Use Case: OPA Scalability in Kubernetes
You are a new-tech financial transaction management system and you want to use Policy as Code to implement your Zero Trust solution. You want to scale to thousands of transactions per second, and expect the PaC agents to keep up. You’ve chosen Open Policy Agent (OPA) as your PaC solution. You’re using Envoy to forward all valid requests to an OPA sidecar for authorization, so the applications do not need to be aware of the policy regime at all.
The Problem
You are struggling to get sufficient transactions-per-second (TPS) for your solution. Your applications are able to process many more TPS than the OPA sidecar. You can’t seem to consistently get OPA to support more than 1500 TPS. How can you improve the throughput of OPA in this environment.
Evaluation
In isolation, OPA has been measured to support 16,000 TPS with a dedicated high-resource server. Using Docker containers to simulate the K8S architecture on local PCs, you can typically get 3k - 5k TPS out of OPA.
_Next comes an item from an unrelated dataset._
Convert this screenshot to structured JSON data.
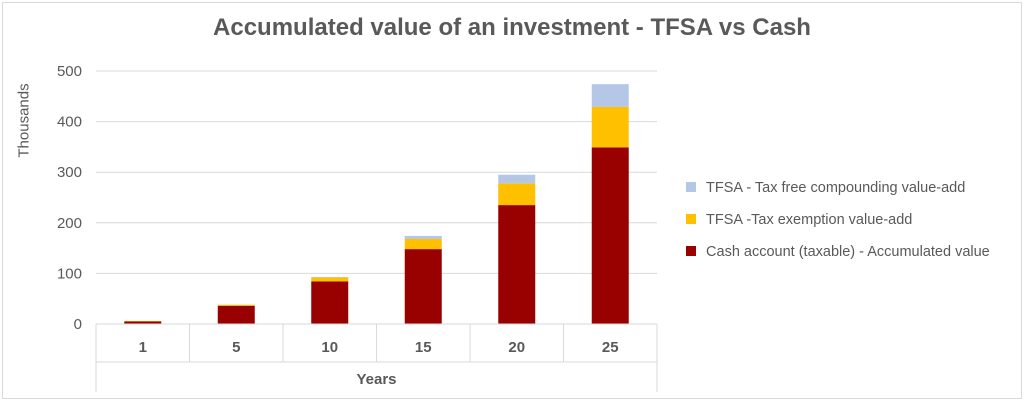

In our evaluation, we experimented with several options:
Varying the CPUs and memory allocation(s) available to OPA.
Simplifying the policy rules to the bare minimum.
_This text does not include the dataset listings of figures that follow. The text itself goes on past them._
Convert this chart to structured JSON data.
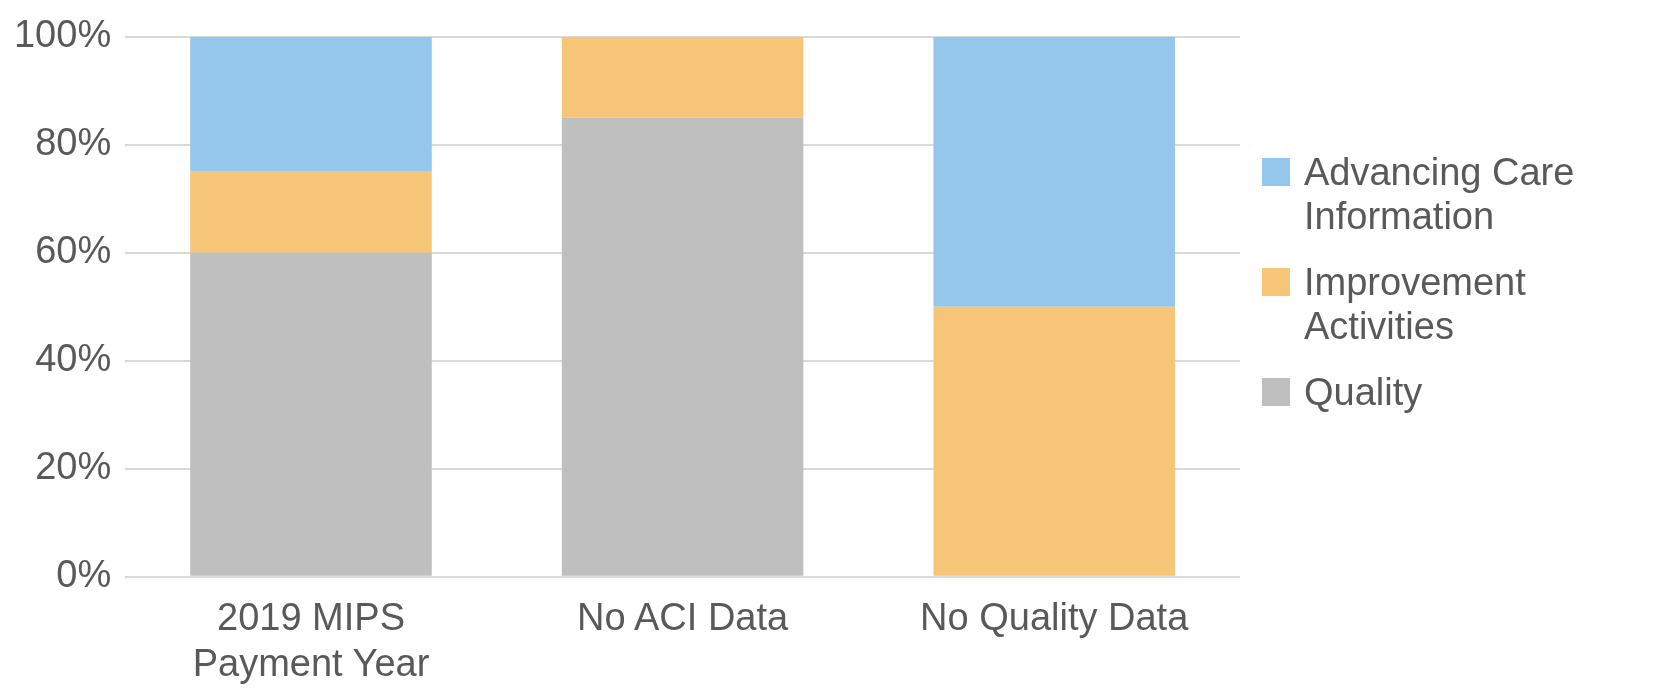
{
  "chart_data": {
    "type": "bar",
    "stacked": true,
    "categories": [
      "2019 MIPS Payment Year",
      "No ACI Data",
      "No Quality Data"
    ],
    "series": [
      {
        "name": "Quality",
        "color": "#bfbfbf",
        "values": [
          60,
          85,
          0
        ]
      },
      {
        "name": "Improvement Activities",
        "color": "#f6c577",
        "values": [
          15,
          15,
          50
        ]
      },
      {
        "name": "Advancing Care Information",
        "color": "#95c6ec",
        "values": [
          25,
          0,
          50
        ]
      }
    ],
    "ylim": [
      0,
      100
    ],
    "yticks": [
      {
        "value": 0,
        "label": "0%"
      },
      {
        "value": 20,
        "label": "20%"
      },
      {
        "value": 40,
        "label": "40%"
      },
      {
        "value": 60,
        "label": "60%"
      },
      {
        "value": 80,
        "label": "80%"
      },
      {
        "value": 100,
        "label": "100%"
      }
    ],
    "grid": "y",
    "legend": "right"
  }
}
Optimizing the policy bundles.
Using Enterprise OPA instead of the open-source agent.
Use different communications protocols between OPA and Envoy.
Results
Our findings were that in the K8S Envoy-OPA architecture, consistent performance above 1500 TPS could not be achieved. No matter how much memory or CPU was allocated to the OPA sidecar, better performance was not seen. Simplifying and optimizing the rules also demonstrated no concrete benefits. Research into other organizations performing similar experiments demonstrated similar, if not worse performance for their transactional throughput.
We provided several recommendations for improvements, including:
Moving OPA so that it was attached to the application, rather than to Envoy.
Creating a centralized cluster of OPAs using dedicated hardware.
Limiting the use of OPA to the creation of the claims in JWTs, and modifying the applications to make decisions about access via those claims.
Ultimately, the customer decided to keep the solution as-is for the moment, and scale up the number of K8S nodes as required to meet their transactional needs.
We (PACLabs) continue to research this to determine what causes such disparate performance.